El nuevo discurso es una apuesta clara por las políticas distributivas: el incremento de las pensiones más bajas, la subida del salario mínimo u otras medidas enfocadas a paliar la pobreza infantil o el impulso de la igualdad de oportunidades. Representa, en suma, una enmienda a la totalidad al último de los grandes programas del SPD, lanzado hace ahora tres décadas: la llamada Agenda 2010 del excanciller Gerhard Schröder, que marcó el inicio del declive de la formación.
Formar parte de la coalición de Gobierno con Merkel ha sido un ejemplar ejercicio de sentido de Estado de la formación socialdemócrata, que no ha dudado en anteponer la estabilidad de Alemania al rédito electoral cortoplacista, pero indudablemente, ha supuesto un gran desgaste. Ahora, la recuperación de su identidad y su voluntad de volver a ser una alternativa de Gobierno —en un momento en el que el populismo gana terreno entre la opinión pública—, es, sin duda, una buena noticia no solo para el sistema democrático alemán, sino para toda Europa.

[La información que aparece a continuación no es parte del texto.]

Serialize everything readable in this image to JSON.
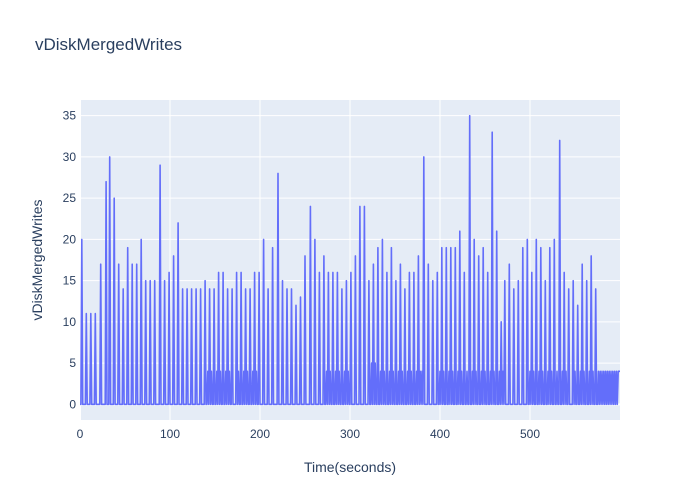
{
  "chart_data": {
    "type": "line",
    "title": "vDiskMergedWrites",
    "xlabel": "Time(seconds)",
    "ylabel": "vDiskMergedWrites",
    "xlim": [
      0,
      600
    ],
    "ylim": [
      -1.9,
      36.9
    ],
    "x_ticks": [
      0,
      100,
      200,
      300,
      400,
      500
    ],
    "y_ticks": [
      0,
      5,
      10,
      15,
      20,
      25,
      30,
      35
    ],
    "grid": true,
    "legend": "none",
    "colors": {
      "line": "#636efa",
      "plot_bg": "#e5ecf6",
      "grid": "#ffffff",
      "text": "#2a3f5f"
    },
    "series": [
      {
        "peaks": [
          [
            2,
            20
          ],
          [
            7,
            11
          ],
          [
            12,
            11
          ],
          [
            17,
            11
          ],
          [
            23,
            17
          ],
          [
            29,
            27
          ],
          [
            33,
            30
          ],
          [
            38,
            25
          ],
          [
            43,
            17
          ],
          [
            48,
            14
          ],
          [
            53,
            19
          ],
          [
            58,
            17
          ],
          [
            63,
            17
          ],
          [
            68,
            20
          ],
          [
            73,
            15
          ],
          [
            78,
            15
          ],
          [
            83,
            15
          ],
          [
            89,
            29
          ],
          [
            94,
            15
          ],
          [
            99,
            16
          ],
          [
            104,
            18
          ],
          [
            109,
            22
          ],
          [
            114,
            14
          ],
          [
            119,
            14
          ],
          [
            124,
            14
          ],
          [
            129,
            14
          ],
          [
            134,
            14
          ],
          [
            139,
            15
          ],
          [
            144,
            14
          ],
          [
            149,
            14
          ],
          [
            154,
            16
          ],
          [
            159,
            16
          ],
          [
            164,
            14
          ],
          [
            169,
            14
          ],
          [
            174,
            16
          ],
          [
            179,
            16
          ],
          [
            184,
            14
          ],
          [
            189,
            14
          ],
          [
            194,
            16
          ],
          [
            199,
            16
          ],
          [
            204,
            20
          ],
          [
            209,
            14
          ],
          [
            214,
            19
          ],
          [
            220,
            28
          ],
          [
            225,
            15
          ],
          [
            230,
            14
          ],
          [
            235,
            14
          ],
          [
            240,
            12
          ],
          [
            245,
            13
          ],
          [
            250,
            18
          ],
          [
            256,
            24
          ],
          [
            261,
            20
          ],
          [
            266,
            16
          ],
          [
            271,
            18
          ],
          [
            276,
            16
          ],
          [
            281,
            16
          ],
          [
            286,
            16
          ],
          [
            291,
            14
          ],
          [
            296,
            15
          ],
          [
            301,
            16
          ],
          [
            306,
            18
          ],
          [
            311,
            24
          ],
          [
            316,
            24
          ],
          [
            321,
            15
          ],
          [
            326,
            17
          ],
          [
            331,
            19
          ],
          [
            336,
            20
          ],
          [
            341,
            16
          ],
          [
            346,
            19
          ],
          [
            351,
            15
          ],
          [
            356,
            17
          ],
          [
            361,
            14
          ],
          [
            366,
            16
          ],
          [
            371,
            16
          ],
          [
            376,
            18
          ],
          [
            382,
            30
          ],
          [
            387,
            17
          ],
          [
            392,
            15
          ],
          [
            397,
            16
          ],
          [
            402,
            19
          ],
          [
            407,
            19
          ],
          [
            412,
            19
          ],
          [
            417,
            19
          ],
          [
            422,
            21
          ],
          [
            427,
            16
          ],
          [
            433,
            35
          ],
          [
            438,
            20
          ],
          [
            443,
            18
          ],
          [
            448,
            19
          ],
          [
            453,
            16
          ],
          [
            458,
            33
          ],
          [
            463,
            21
          ],
          [
            468,
            10
          ],
          [
            472,
            15
          ],
          [
            477,
            17
          ],
          [
            482,
            14
          ],
          [
            487,
            15
          ],
          [
            492,
            19
          ],
          [
            497,
            20
          ],
          [
            502,
            16
          ],
          [
            507,
            20
          ],
          [
            512,
            19
          ],
          [
            517,
            15
          ],
          [
            522,
            19
          ],
          [
            527,
            20
          ],
          [
            533,
            32
          ],
          [
            538,
            16
          ],
          [
            543,
            14
          ],
          [
            548,
            15
          ],
          [
            553,
            12
          ],
          [
            558,
            17
          ],
          [
            563,
            15
          ],
          [
            568,
            18
          ],
          [
            573,
            14
          ]
        ],
        "baseline_bands": [
          {
            "x": [
              140,
              170
            ],
            "level": 4
          },
          {
            "x": [
              175,
              200
            ],
            "level": 4
          },
          {
            "x": [
              270,
              300
            ],
            "level": 4
          },
          {
            "x": [
              320,
              330
            ],
            "level": 5
          },
          {
            "x": [
              330,
              380
            ],
            "level": 4
          },
          {
            "x": [
              395,
              425
            ],
            "level": 4
          },
          {
            "x": [
              430,
              470
            ],
            "level": 4
          },
          {
            "x": [
              500,
              540
            ],
            "level": 4
          },
          {
            "x": [
              550,
              600
            ],
            "level": 4
          }
        ]
      }
    ]
  }
}
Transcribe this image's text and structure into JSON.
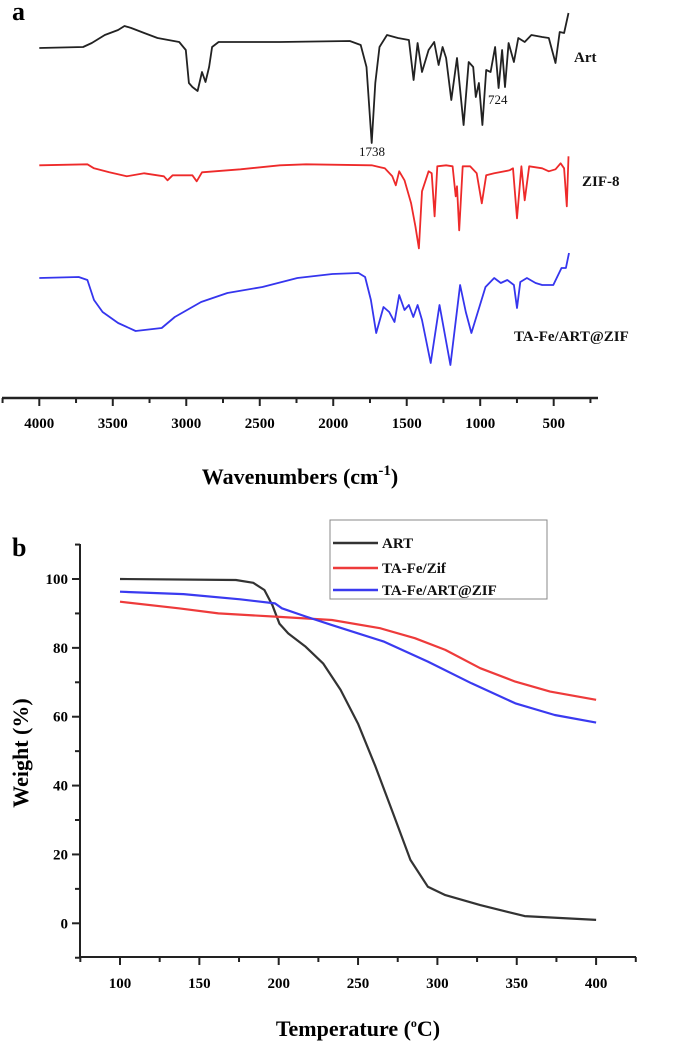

El SPD es el partido más importante de la socialdemocracia europea y lo ha sido históricamente porque todos los proyectos políticos salidos de su maquinaria ideológica —desde el lejano programa de Erfurt (1891) hasta el giro posmarxista del Congreso de Bad Godesberg (1959)—, han significado la puesta en marcha de estrategias con capacidad de irradiación hacia el resto de los demás partidos de la misma tendencia en todo el continente.
Este movimiento no responde a una situación meramente coyuntural alemana, sino que está sucediendo lo mismo en otros países europeos. Los partidos históricos no son inmunes a los cambios en los sistemas políticos que han sido provocados por la irrupción de la ultraderecha. Estas últimas son capaces de intoxicar el debate público y de marcar la agenda de temas a sus adversarios. Todavía no se ha encontrado la fórmula que evite que las fuerzas ultras resulten determinantes en la conformación de Gobiernos sin el recurso a los cordones sanitarios o a las coaliciones de gobierno. Estas últimas, de hecho —y como ha sucedido en Alemania—, acaban difuminando el contraste entre los partidos tradicionales. Esta diferencia es necesaria porque ayuda a decidir el voto, a mantener el debate público en unos cauces civilizados y a facilitar verdaderas alternancias políticas.
La recuperación de su perfil genuino por parte del SPD, lejos de generar inestabilidad, tendrá un efecto beneficioso en la política alemana, reintroduciendo el debate sobre la multilateralidad como seña de identidad de la política internacional, la igualdad o el humanismo. Los votantes tienen que saber qué opciones se les presentan y los grandes partidos que han contribuido decisivamente al progreso común tienen la obligación de perfilar programas propios, coherentes con su legado.